Interpretive Summary: Almond is a valuable nut crop in the world. The United States is the top producer representing more than 80% of the global share. California farmers produce more than 99% of the almonds in the U.S. Water is the most restraining component of agriculture in the 21st century. This reduced availability of good-quality water, and the increased demand for water from different sectors, is making the use of alternative or degraded waters unavoidable. The most important consideration for the use of greywater is its salt concentration. Almonds are considered sensitive or moderately sensitive to salt; even a low level of salinity can lead to significant reductions in crop yield and quality. We have evaluated fourteen (non-grafted) rootstocks under mixed salt composition water treatments and showed that peach hybrids and peach-almond hybrids are more tolerant to salinity. Our data suggested that sodium, to a lesser extent, chloride concentration in irrigation waters are the most critical ion toxicities for almond rootstocks, and sodium and chloride exclusion is crucial for salinity tolerance. Photosynthetic rate and relative proline accumulation correlate well with the performance of a rootstock under salinity, suggesting that these can be used as markers for evaluating salinity tolerance in Prunus. Expression analysis allowed us to partition complex salt tolerance mechanism into individual component traits, which may provide better precision in the manipulation of salt tolerance in almond rootstocks. Combining different components of salt tolerance mechanism may lead to the development of superior salt-tolerant rootstocks. Outcomes of this study will be utilized by almond breeders and geneticists in developing salt-tolerant rootstocks, which will provide incentives to make augmented use of alternative/degraded waters for the almond cultivation.
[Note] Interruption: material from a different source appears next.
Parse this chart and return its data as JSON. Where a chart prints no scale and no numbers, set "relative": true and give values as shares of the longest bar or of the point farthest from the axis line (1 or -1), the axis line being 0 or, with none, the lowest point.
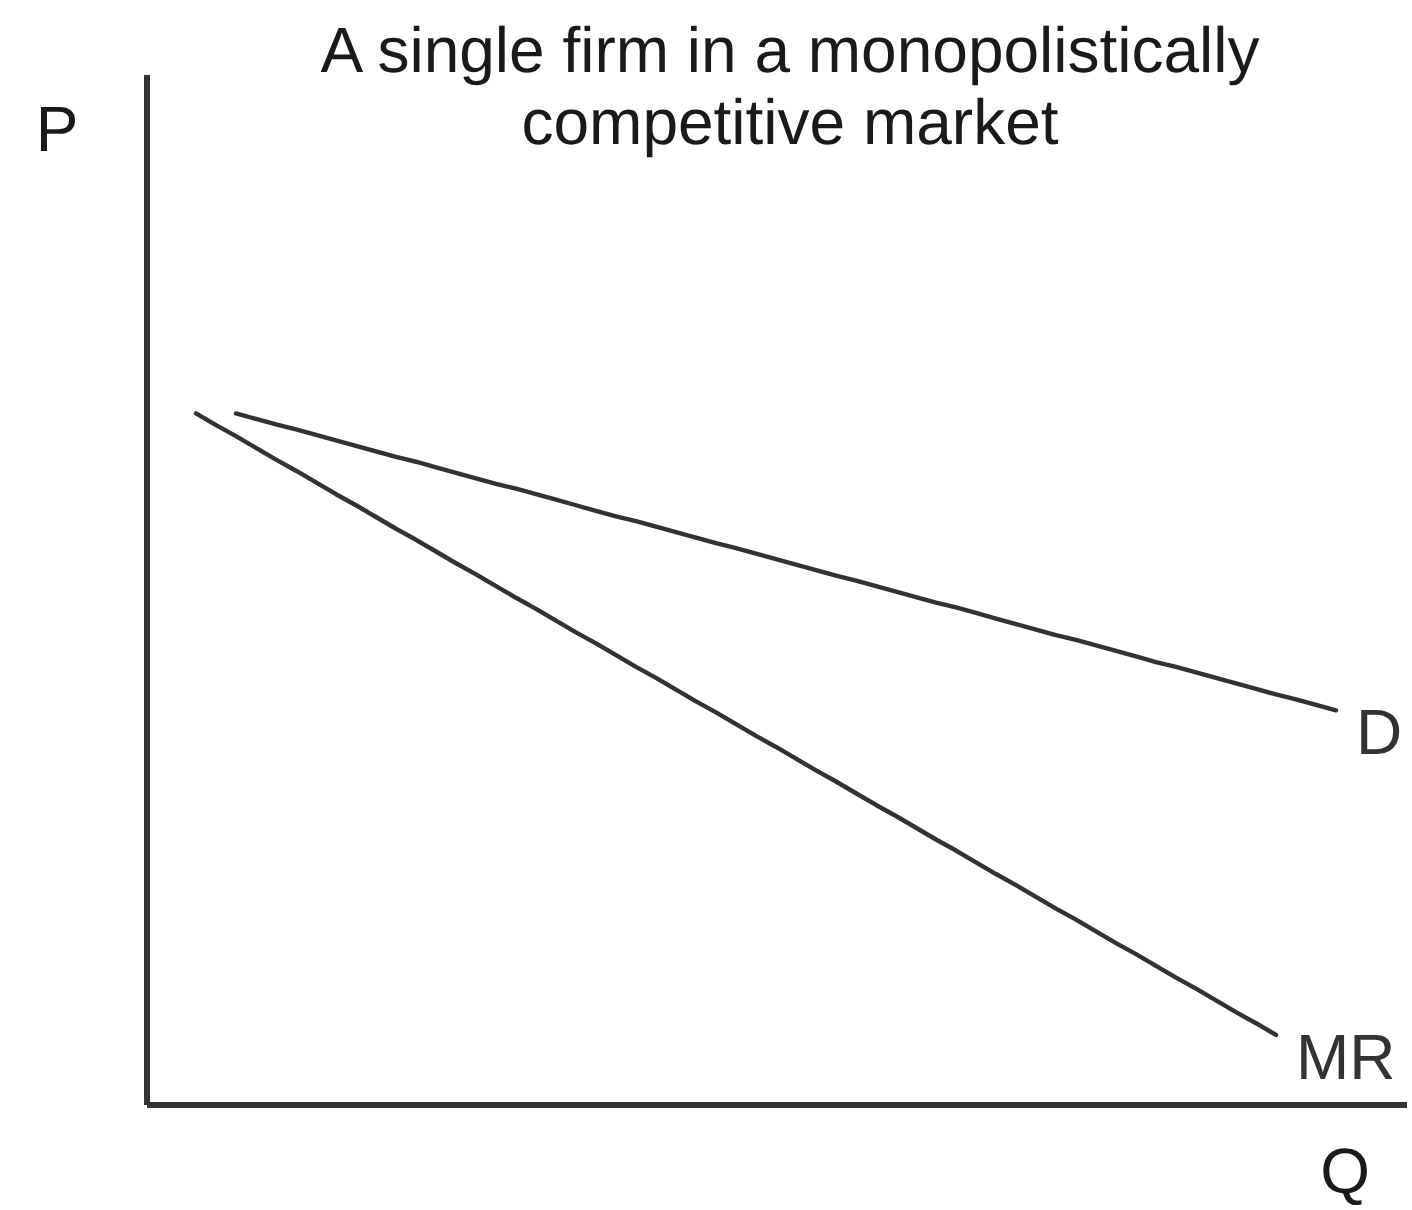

Technical Abstract: Fourteen commercial almond rootstocks were tested under five types of irrigation waters to understand the genetic, physiological, and biochemical bases of salt-tolerance mechanisms. Treatments included control (T1) and four saline water treatments dominant in sodium-sulfate (T2), sodium-chloride (T3), sodium-chloride/sulfate (T4), and calcium/magnesium-chloride/sulfate (T5). T3 caused the highest reduction in survival rate and trunk diameter, followed by T4 and T2, indicating that Na and, to a lesser extent, Cl were the most toxic ions to almond rootstocks. Peach hybrid (Empyrean 1) and peach-almond hybrids (Cornerstone, Bright’s Hybrid 5, and BB 106) were the most tolerant to salinity. Rootstock’s performance under salinity correlated highly with its leaf Na and Cl concentrations, indicating that Na+ and Cl- exclusion is crucial for salinity tolerance in Prunus. Photosynthetic rate correlated with trunk diameter and proline leaf ratio (T3/T1) significantly correlated with the exclusion of Na+ and Cl-, which directly affected the survival rate. Expression analyses of 23 genes involved in salinity stress revealed that the expression differences among genotypes were closely associated with their performance under salinity. Our genetic, molecular, and biochemical analyses allowed us to characterize rootstocks based on component traits of the salt-tolerance mechanisms, which may facilitate the development of highly salt-tolerant rootstocks.